I D/21/3
Verordnung über den Stimmberechtigungsausweis für die Landsgemeinde
Vom 21.12.2004 (Stand 01.09.2014)
(Erlassen vom Regierungsrat am 21. Dezember 2004)
Art. 1 Grundsatz
Der Stimmberechtigungsausweis (Stimmrechtsausweis) für die Landsgemeinde wird von der Staatskanzlei den Gemeindekanzleien jeweils in wechselnder, gut unterscheidbarer Farbe in genügender Anzahl für die ordentliche Landsgemeinde im 1. Jahresquartal zugestellt.

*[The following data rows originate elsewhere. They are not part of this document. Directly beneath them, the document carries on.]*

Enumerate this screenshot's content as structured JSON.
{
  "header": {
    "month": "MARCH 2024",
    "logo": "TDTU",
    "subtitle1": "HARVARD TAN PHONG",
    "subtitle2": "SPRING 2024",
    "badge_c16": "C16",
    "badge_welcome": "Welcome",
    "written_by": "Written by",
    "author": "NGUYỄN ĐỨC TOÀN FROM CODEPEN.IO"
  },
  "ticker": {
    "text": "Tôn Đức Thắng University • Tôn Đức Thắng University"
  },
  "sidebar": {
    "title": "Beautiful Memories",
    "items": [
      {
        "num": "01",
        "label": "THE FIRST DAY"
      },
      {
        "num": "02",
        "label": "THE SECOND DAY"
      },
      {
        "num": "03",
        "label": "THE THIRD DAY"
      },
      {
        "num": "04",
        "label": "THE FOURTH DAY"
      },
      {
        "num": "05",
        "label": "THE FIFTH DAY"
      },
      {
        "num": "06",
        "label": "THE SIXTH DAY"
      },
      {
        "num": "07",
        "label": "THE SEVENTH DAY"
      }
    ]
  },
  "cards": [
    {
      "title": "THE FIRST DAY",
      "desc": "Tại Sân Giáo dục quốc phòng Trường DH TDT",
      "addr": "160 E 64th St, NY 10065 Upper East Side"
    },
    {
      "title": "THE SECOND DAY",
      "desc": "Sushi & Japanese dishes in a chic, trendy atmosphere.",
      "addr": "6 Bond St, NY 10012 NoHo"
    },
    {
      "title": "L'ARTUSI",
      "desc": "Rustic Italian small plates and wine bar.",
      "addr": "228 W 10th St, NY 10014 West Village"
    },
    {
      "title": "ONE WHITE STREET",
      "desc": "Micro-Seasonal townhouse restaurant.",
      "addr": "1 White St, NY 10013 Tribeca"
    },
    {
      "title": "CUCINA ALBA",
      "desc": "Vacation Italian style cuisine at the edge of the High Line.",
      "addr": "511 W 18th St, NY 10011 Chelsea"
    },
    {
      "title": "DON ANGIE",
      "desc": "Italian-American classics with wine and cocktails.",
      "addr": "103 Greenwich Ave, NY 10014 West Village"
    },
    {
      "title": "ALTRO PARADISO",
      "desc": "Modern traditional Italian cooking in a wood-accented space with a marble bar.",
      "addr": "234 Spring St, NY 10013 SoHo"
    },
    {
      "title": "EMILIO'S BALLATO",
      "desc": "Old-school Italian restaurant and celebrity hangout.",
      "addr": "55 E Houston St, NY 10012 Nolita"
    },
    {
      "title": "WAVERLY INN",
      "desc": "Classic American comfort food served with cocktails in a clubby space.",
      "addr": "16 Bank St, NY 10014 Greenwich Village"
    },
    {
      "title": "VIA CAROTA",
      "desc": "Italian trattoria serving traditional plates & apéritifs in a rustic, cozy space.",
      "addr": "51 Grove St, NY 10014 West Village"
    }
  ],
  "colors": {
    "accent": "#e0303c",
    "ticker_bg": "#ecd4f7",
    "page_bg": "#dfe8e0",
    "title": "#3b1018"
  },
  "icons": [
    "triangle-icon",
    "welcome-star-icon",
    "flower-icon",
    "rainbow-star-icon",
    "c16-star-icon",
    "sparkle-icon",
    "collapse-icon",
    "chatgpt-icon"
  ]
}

Er enthält in vorgedruckter Form den Ausweis über die Stimmberechtigung für die kommende Landsgemeinde. Er kann mit weiteren Hinweisen bezüglich Ausübung des Stimmrechts versehen werden. Auf der Rückseite wird die Traktandenliste aufgedruckt.

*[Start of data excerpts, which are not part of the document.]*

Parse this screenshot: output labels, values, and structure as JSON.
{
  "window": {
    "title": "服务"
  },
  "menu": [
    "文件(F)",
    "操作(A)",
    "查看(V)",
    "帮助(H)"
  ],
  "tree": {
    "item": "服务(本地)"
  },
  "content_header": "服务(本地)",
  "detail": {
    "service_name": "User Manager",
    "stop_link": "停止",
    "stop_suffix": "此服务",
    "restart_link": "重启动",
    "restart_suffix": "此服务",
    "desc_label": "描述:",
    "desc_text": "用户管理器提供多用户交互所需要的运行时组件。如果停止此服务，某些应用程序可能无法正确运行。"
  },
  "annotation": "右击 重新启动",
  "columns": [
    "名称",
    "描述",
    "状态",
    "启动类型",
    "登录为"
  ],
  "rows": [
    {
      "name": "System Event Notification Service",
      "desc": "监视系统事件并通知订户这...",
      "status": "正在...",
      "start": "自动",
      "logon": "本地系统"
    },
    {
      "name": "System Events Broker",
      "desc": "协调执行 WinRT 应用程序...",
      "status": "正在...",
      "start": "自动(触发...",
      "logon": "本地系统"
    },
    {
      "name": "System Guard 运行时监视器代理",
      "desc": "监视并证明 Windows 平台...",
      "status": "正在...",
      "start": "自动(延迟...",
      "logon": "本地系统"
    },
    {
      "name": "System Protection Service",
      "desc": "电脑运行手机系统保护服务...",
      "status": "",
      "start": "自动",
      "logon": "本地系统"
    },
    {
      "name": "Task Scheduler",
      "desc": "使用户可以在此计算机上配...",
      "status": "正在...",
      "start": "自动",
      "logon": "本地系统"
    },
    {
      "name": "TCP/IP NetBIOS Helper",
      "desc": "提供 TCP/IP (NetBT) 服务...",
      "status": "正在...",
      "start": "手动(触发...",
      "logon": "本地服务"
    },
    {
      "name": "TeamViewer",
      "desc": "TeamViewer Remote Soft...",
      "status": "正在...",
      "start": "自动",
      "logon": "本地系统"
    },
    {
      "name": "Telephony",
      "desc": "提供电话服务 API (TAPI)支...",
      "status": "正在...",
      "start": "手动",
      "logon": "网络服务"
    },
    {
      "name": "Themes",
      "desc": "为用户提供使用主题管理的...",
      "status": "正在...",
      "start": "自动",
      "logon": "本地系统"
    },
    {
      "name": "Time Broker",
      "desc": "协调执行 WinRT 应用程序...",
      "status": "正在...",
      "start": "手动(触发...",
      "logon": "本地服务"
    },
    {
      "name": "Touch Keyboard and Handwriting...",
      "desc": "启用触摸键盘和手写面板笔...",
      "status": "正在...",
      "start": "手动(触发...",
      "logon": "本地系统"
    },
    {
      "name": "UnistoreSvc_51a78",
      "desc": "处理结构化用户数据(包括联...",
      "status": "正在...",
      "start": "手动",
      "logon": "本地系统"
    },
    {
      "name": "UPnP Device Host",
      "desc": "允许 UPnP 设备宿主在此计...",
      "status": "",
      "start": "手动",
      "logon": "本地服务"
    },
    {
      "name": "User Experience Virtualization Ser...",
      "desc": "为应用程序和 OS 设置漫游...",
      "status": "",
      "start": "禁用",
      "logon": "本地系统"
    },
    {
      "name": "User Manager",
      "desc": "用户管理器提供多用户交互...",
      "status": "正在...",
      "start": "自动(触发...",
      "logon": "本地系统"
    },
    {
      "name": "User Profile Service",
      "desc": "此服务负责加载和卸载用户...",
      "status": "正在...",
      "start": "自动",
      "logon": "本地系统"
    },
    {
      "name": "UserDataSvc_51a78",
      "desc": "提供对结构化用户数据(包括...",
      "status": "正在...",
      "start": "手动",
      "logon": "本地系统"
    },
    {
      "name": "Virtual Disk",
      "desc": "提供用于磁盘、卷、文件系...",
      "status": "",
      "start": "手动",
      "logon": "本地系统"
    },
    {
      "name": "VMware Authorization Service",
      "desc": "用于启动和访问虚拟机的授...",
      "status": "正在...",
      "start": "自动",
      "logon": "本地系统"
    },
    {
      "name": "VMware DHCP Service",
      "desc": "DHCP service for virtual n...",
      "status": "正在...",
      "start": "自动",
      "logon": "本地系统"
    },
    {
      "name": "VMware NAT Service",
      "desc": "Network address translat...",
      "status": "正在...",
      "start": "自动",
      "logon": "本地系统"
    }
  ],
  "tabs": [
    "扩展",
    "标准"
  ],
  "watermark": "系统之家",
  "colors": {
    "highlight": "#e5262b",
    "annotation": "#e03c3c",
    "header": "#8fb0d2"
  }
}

Die Gemeindekanzleien versehen den Stimmrechtsausweis mit den notwendigen Angaben.
Art. 2 Gültigkeit
Der Stimmrechtsausweis ist persönlich und nicht übertragbar. Er ist nur für die im Aufdruck angegebene Landsgemeinde gültig.

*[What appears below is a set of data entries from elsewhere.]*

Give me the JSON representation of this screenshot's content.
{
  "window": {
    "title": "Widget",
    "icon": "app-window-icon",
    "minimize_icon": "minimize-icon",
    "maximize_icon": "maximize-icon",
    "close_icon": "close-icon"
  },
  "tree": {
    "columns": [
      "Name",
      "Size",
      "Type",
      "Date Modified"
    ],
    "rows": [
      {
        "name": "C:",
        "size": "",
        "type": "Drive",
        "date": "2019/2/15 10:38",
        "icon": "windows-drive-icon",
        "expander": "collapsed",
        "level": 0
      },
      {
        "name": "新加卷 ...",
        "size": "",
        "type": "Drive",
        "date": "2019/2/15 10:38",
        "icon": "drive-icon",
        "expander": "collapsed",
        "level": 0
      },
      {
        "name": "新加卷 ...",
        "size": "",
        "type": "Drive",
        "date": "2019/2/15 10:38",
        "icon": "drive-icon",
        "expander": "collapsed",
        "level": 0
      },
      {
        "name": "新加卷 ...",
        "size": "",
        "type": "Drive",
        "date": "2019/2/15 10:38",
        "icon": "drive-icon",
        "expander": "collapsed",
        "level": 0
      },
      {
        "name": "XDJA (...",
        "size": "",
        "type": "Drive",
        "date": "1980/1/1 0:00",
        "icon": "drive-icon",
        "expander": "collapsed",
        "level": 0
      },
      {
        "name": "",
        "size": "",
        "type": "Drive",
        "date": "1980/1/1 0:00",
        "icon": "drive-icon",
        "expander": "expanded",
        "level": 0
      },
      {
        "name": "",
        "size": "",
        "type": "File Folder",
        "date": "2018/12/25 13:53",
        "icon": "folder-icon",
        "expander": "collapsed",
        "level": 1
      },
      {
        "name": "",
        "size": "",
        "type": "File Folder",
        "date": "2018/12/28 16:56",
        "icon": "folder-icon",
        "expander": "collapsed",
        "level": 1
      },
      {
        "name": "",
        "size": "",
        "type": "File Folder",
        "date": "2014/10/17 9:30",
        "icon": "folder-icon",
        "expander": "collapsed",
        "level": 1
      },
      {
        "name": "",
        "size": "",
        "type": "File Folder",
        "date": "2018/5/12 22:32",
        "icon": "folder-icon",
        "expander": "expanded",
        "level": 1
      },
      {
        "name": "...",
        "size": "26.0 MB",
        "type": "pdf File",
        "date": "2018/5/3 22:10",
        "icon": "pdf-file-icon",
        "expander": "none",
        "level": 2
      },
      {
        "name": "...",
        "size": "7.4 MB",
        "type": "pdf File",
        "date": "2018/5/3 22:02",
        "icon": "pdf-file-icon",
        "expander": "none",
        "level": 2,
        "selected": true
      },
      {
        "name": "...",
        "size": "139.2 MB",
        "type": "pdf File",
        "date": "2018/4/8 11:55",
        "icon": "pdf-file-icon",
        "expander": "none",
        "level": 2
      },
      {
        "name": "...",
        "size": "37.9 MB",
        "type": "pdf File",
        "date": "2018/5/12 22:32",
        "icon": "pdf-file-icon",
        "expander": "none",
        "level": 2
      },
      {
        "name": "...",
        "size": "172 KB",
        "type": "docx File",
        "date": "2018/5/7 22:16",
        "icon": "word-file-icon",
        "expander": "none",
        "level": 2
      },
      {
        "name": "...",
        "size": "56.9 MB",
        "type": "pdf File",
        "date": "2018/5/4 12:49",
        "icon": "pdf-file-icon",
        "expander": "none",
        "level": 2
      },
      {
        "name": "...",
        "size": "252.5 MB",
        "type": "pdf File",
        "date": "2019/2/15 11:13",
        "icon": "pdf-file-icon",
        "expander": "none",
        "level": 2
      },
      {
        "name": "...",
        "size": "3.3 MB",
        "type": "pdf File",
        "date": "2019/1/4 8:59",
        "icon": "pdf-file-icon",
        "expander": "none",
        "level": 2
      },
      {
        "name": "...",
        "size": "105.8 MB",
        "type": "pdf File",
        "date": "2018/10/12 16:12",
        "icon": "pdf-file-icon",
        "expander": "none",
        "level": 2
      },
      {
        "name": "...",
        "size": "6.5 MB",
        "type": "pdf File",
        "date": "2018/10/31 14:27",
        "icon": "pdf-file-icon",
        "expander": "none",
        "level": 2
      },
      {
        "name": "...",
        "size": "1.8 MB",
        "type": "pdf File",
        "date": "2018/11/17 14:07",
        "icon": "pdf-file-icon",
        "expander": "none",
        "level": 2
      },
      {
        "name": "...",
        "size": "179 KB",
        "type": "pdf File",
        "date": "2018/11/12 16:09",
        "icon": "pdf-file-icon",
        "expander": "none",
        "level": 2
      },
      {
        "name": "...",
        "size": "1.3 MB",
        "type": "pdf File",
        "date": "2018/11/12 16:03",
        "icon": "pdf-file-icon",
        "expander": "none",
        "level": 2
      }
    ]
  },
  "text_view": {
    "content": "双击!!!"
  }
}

Art. 3 Zustellung an die Stimmberechtigten
Die Zustellung des Stimmrechtsausweises an die Stimmberechtigten erfolgt aufgrund des Stimmregisters der Ortsgemeinde durch die Gemeindekanzlei des Wohnortes des Stimmberechtigten spätestens zehn Tage vor dem für die Abhaltung der Landsgemeinde vorläufig bestimmten Tag.
Art. 4 Ausübung des Stimmrechts
Das Stimmrecht wird durch Hochhalten des Stimmrechtsausweises ausgeübt.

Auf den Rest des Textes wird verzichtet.